The Emerald Isle. The land of James Joyce and Oscar Wilde. The land of Finn MacCool and the banshees. The land of stew and colcannon. The land of Guinness and whiskey. The land of blasphemy.
Famous actor Stephen Fry (British national, not Irish) is being charged under the Republic of Ireland’s Defamation Act, 2009, s.36¹, for words he said².
How dare you create a world in which there is such misery? It’s not our fault? It’s not right. It’s utterly, utterly evil. Why should I respect a capricious, mean-minded, stupid god who creates a world which is so full of injustice and pain?” [Stephen Fry, Blasphemer]
Fry said these horrific words on an Irish television show, RTÉ’s Meaning of Life. A (single?) viewer complained to Ennis police about Fry’s terrifying statements. The police interviewed the viewer. The viewer went on to say they weren’t specifically traumatized by the words per se, but because the viewer was pretty sure that these words constituted the legal definition of blasphemy under the Act, he felt it was his duty to rat Fry out to the police.

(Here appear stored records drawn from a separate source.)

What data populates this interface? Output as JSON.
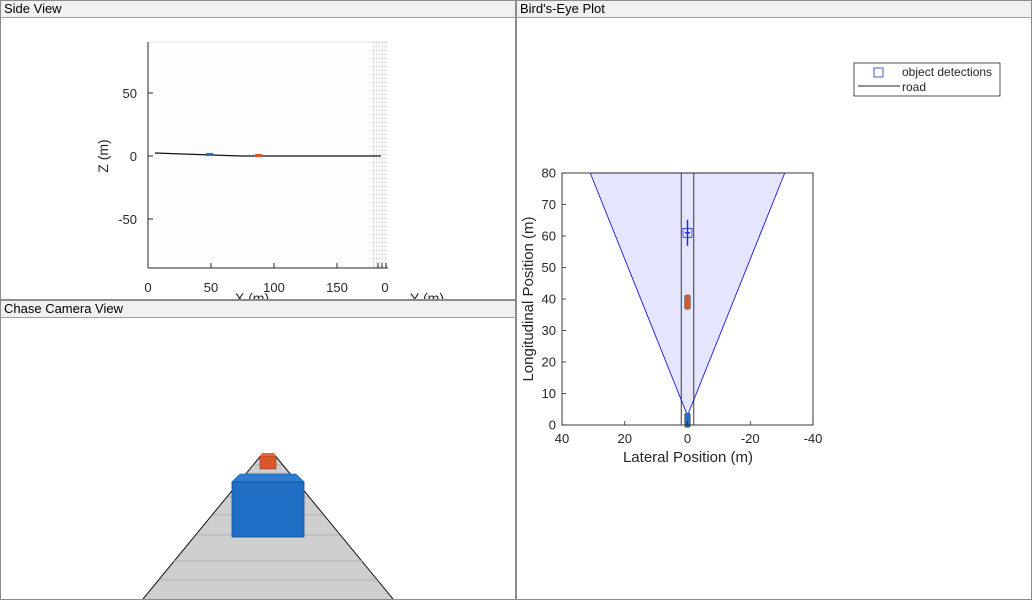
{
  "panels": {
    "side_view": {
      "title": "Side View"
    },
    "chase_camera": {
      "title": "Chase Camera View"
    },
    "birds_eye": {
      "title": "Bird's-Eye Plot"
    }
  },
  "side_view": {
    "ylabel": "Z (m)",
    "xlabel": "X (m)",
    "ylabel2": "Y (m)",
    "yticks": [
      "50",
      "0",
      "-50"
    ],
    "xticks": [
      "0",
      "50",
      "100",
      "150",
      "0"
    ]
  },
  "legend": {
    "detections_label": "object detections",
    "road_label": "road"
  },
  "colors": {
    "ego": "#1f6fc6",
    "target": "#d9582a",
    "detection": "#1f2fd0",
    "coverage_fill": "#dcdcff",
    "road_surface": "#cfcfcf"
  },
  "chart_data": {
    "type": "scatter",
    "xlabel": "Lateral Position (m)",
    "ylabel": "Longitudinal Position (m)",
    "xlim": [
      40,
      -40
    ],
    "ylim": [
      0,
      80
    ],
    "xticks": [
      40,
      20,
      0,
      -20,
      -40
    ],
    "yticks": [
      0,
      10,
      20,
      30,
      40,
      50,
      60,
      70,
      80
    ],
    "coverage_area": [
      [
        0,
        3
      ],
      [
        31,
        80
      ],
      [
        -31,
        80
      ]
    ],
    "road_edges": [
      [
        2,
        0,
        2,
        80
      ],
      [
        -2,
        0,
        -2,
        80
      ]
    ],
    "series": [
      {
        "name": "object detections",
        "x": [
          0
        ],
        "y": [
          61
        ]
      }
    ],
    "vehicles": [
      {
        "x": 0,
        "y": 1.5,
        "length": 4.5,
        "width": 1.8,
        "kind": "ego"
      },
      {
        "x": 0,
        "y": 39,
        "length": 4.5,
        "width": 1.8,
        "kind": "target"
      }
    ]
  }
}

36(2) For the purposes of this section, a person publishes or utters blasphemous matter if; (a) he or she publishes or utters matter that is grossly abusive or insulting in relation to matters held sacred by any religion, thereby causing outrage among a substantial number of the adherents of that religion; (b) he or she intends, by the publication or utterance of the matter concerned, to cause such outrage. [Defamation Act]
Grossly abusive? Insulting? Held sacred? Outrage? Substantial number? The first four descriptors are vague qualitative measures; the last one is a vague quantitative measure. Vague descriptors are not good things to have in the hands of a government at the best of times, especially not one that is promoting punishment for blasphemy. The next subsection in the Act, the ability to provide a defence, doesn’t offer much joy either.
36(3) It shall be a defence to proceedings for an offence under this section for the defendant to prove that a reasonable person would find genuine literary, artistic, political, scientific, or academic value in the matter to which the offence relates. [Defamation Act]
So the defendant must prove himself innocent? So he’s guilty unless he can provide evidence to the contrary? We bring in our favourite legal friend, the ‘reasonable person‘; fair enough. But the defendant must now show that Mr. Reasonable would find “genuine literary, artistic, political, scientific, or academic value” to his presumably otherwise guilty blasphemous words. Or else he’s for the drop? How on earth do you do that when there are sweeping spectrums of opinion on all these points? Genuine ‘political value’? Which political party, which politician, and what political theory? Where the hell do you even start? Good grief.
How did this come about? What happened to the concept of legal standing? What happened to the concept of equitable justice, with the punishment being commensurate with the crime? What happened to the process itself not being the punishment?
- Viewer A doesn’t like words he hears from Talker B
- Viewer A tweets a blasphemy complaint to police
- Policeman C investigates all aspects of the ‘crime’
- Blasphemy charges are brought forward
- Talker B is charged €25,000
Viewer A goes back to his couch in Ennis, switches on the
TV, grabs his smartphone, and waits for the next ‘trigger vent’ to happen. Talker B‘s life has changed forever. Isn’t it way oo easy to do this? Should it be this easy for one citizen to destroy another over
such a trifling act? And what about other people who don’t have the legal resources to defend themselves? What about Viewer A‘s hated next-door Neighbour D? What chance does he have in this system?